Bis(3-aminopropyl)-poly(tetrahydrofuran), Mn=1100 g/mol, (10.00 g, 9.09 mmol) was dissolved in chloroform (100 ml), and to this solution a solution of 1,4-diisocyanatobutane (1.4 g, 9.99 mmol) in chloroform (40 ml) was added dropwise. The mixture was stirred for 1 h, and subsequently partly concentrated, and methanol (5 ml) was added. The product was precipitated in hexane (500 ml), filtered and dried in vacuo. It was obtained as white, fluffy, elastic fibers (10.62 g, 93%). 1H-NMR (CDCl3): δ 5.4-4.8 (4H, NH), 3.41 (58H, CH2O), 3.25 (4H, OCH2CH2CH2N), 3.17 (4H, NCH2CH2CH2CH2N), 1.74 (4H, OCH2CH2CH2N), 1.62 (58H, OCH2CH2CH2CH2O), 1.50 (4H, NCH2CH2CH2CH2N). FT-IR (ATR): ν 3324 (N-H stretching), 2940, 2854, 1615 (C=O stretching), 1580 1365, 1104 (C—O stretching) cm−1. SEC (NMP, rel. to PS): Mn=42*103 g/mol. DSC: Tg=−68° C., Tm=102° C. T-flow=140° C.

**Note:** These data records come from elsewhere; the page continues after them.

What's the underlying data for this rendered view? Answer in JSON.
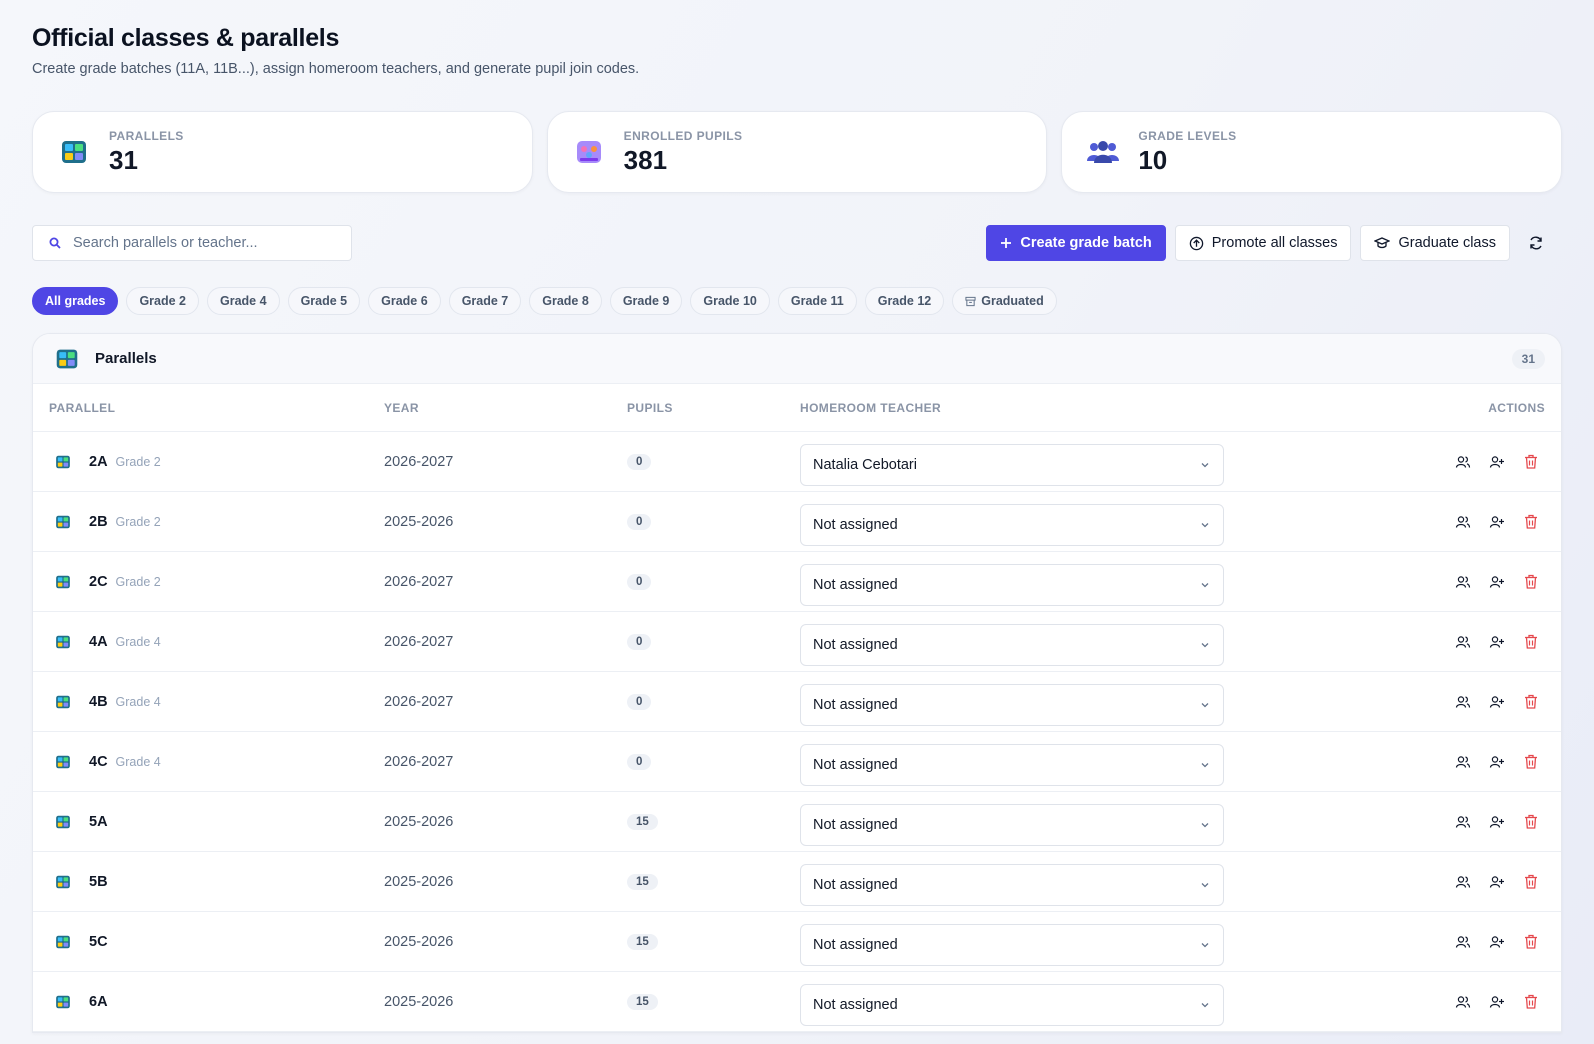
{
  "header": {
    "title": "Official classes & parallels",
    "subtitle": "Create grade batches (11A, 11B...), assign homeroom teachers, and generate pupil join codes."
  },
  "stats": [
    {
      "label": "PARALLELS",
      "value": "31",
      "icon": "class-board-icon"
    },
    {
      "label": "ENROLLED PUPILS",
      "value": "381",
      "icon": "pupils-icon"
    },
    {
      "label": "GRADE LEVELS",
      "value": "10",
      "icon": "people-group-icon"
    }
  ],
  "toolbar": {
    "search_placeholder": "Search parallels or teacher...",
    "create_label": "Create grade batch",
    "promote_label": "Promote all classes",
    "graduate_label": "Graduate class"
  },
  "filters": [
    "All grades",
    "Grade 2",
    "Grade 4",
    "Grade 5",
    "Grade 6",
    "Grade 7",
    "Grade 8",
    "Grade 9",
    "Grade 10",
    "Grade 11",
    "Grade 12",
    "Graduated"
  ],
  "panel": {
    "title": "Parallels",
    "count": "31",
    "columns": {
      "parallel": "PARALLEL",
      "year": "YEAR",
      "pupils": "PUPILS",
      "teacher": "HOMEROOM TEACHER",
      "actions": "ACTIONS"
    },
    "rows": [
      {
        "name": "2A",
        "grade": "Grade 2",
        "year": "2026-2027",
        "pupils": "0",
        "teacher": "Natalia Cebotari"
      },
      {
        "name": "2B",
        "grade": "Grade 2",
        "year": "2025-2026",
        "pupils": "0",
        "teacher": "Not assigned"
      },
      {
        "name": "2C",
        "grade": "Grade 2",
        "year": "2026-2027",
        "pupils": "0",
        "teacher": "Not assigned"
      },
      {
        "name": "4A",
        "grade": "Grade 4",
        "year": "2026-2027",
        "pupils": "0",
        "teacher": "Not assigned"
      },
      {
        "name": "4B",
        "grade": "Grade 4",
        "year": "2026-2027",
        "pupils": "0",
        "teacher": "Not assigned"
      },
      {
        "name": "4C",
        "grade": "Grade 4",
        "year": "2026-2027",
        "pupils": "0",
        "teacher": "Not assigned"
      },
      {
        "name": "5A",
        "grade": "",
        "year": "2025-2026",
        "pupils": "15",
        "teacher": "Not assigned"
      },
      {
        "name": "5B",
        "grade": "",
        "year": "2025-2026",
        "pupils": "15",
        "teacher": "Not assigned"
      },
      {
        "name": "5C",
        "grade": "",
        "year": "2025-2026",
        "pupils": "15",
        "teacher": "Not assigned"
      },
      {
        "name": "6A",
        "grade": "",
        "year": "2025-2026",
        "pupils": "15",
        "teacher": "Not assigned"
      }
    ]
  },
  "colors": {
    "accent": "#4f46e5",
    "danger": "#e5484d",
    "text": "#0f172a",
    "muted": "#64748b"
  }
}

In a similar way as in Example 1, bis(3-aminopropyl)-poly(tetrahydrofuran) Mn=1100 g/mol was reacted at room temperature with 1 molar equivalent of 1,6-diisocyanatohexane (X=n-C6H12), 1,3-phenylenediisocyanate (X=metha-Ph) or 4,4′-methylenebis(phenyl isocyanate) (X=para-(Ph—CH2—Ph)), using chloroform as reaction solvent. After isolation by precipitation and drying, the polymer products had molecular weights of Mn=43* 103 g/mol (X=n-C6H12), 38*103 g/mol (X=metha-Ph) and 55*103 g/mol (para-(Ph—CH2—Ph)) as measured with SEC using NMP as eluent and relative to polystyrene standards. The isolated polymers were all three obtained as highly elastic fluffy materials, and could be solvent casted from chloroform to obtain a transparent elastic film after evaporation of the solvent.
Bis(3-aminopropyl)-poly(tetrahydrofuran), Mn=1100 g/mol, (0.50 g, 0.45 mmol) was dissolved in chloroform (10 ml), and a solution of di-tert-butyl tricarbonate (0.235 g, 0.91 mmol) in chloroform (1 ml) was injected into this solution. The reaction mixture was stirred for 30 min. during which time the amines were converted to isocyanate groups. Then, 1,2-ethylenediamine (0.0269 g, 0.45 mmol) in chloroform (3 ml) was added dropwise, and the solution was stirred for 1 h, and subsequently partly concentrated, and methanol (1 ml) was added. The product was precipitated in pentane (50 ml), filtered and dried in vacuo. The product was obtained as white, fluffy, elastic fibers (0.47 g, 86%). 1H-NMR (DMSO): δ 5.91 (4H, NH), 3.34 (59H, CH2O), 2.99 (8H, CH2N), 1.51 (56H, CH2CH2CH2). FT-IR (ATR): ν 3329 (N—H stretching), 2937, 2854, 1615 (C=O stretching), 1589 1366, 1105 (C—O stretching) cm−1. SEC (NMP, rel. to PS): Mn=41*103 g/mol. T-flow=115° C.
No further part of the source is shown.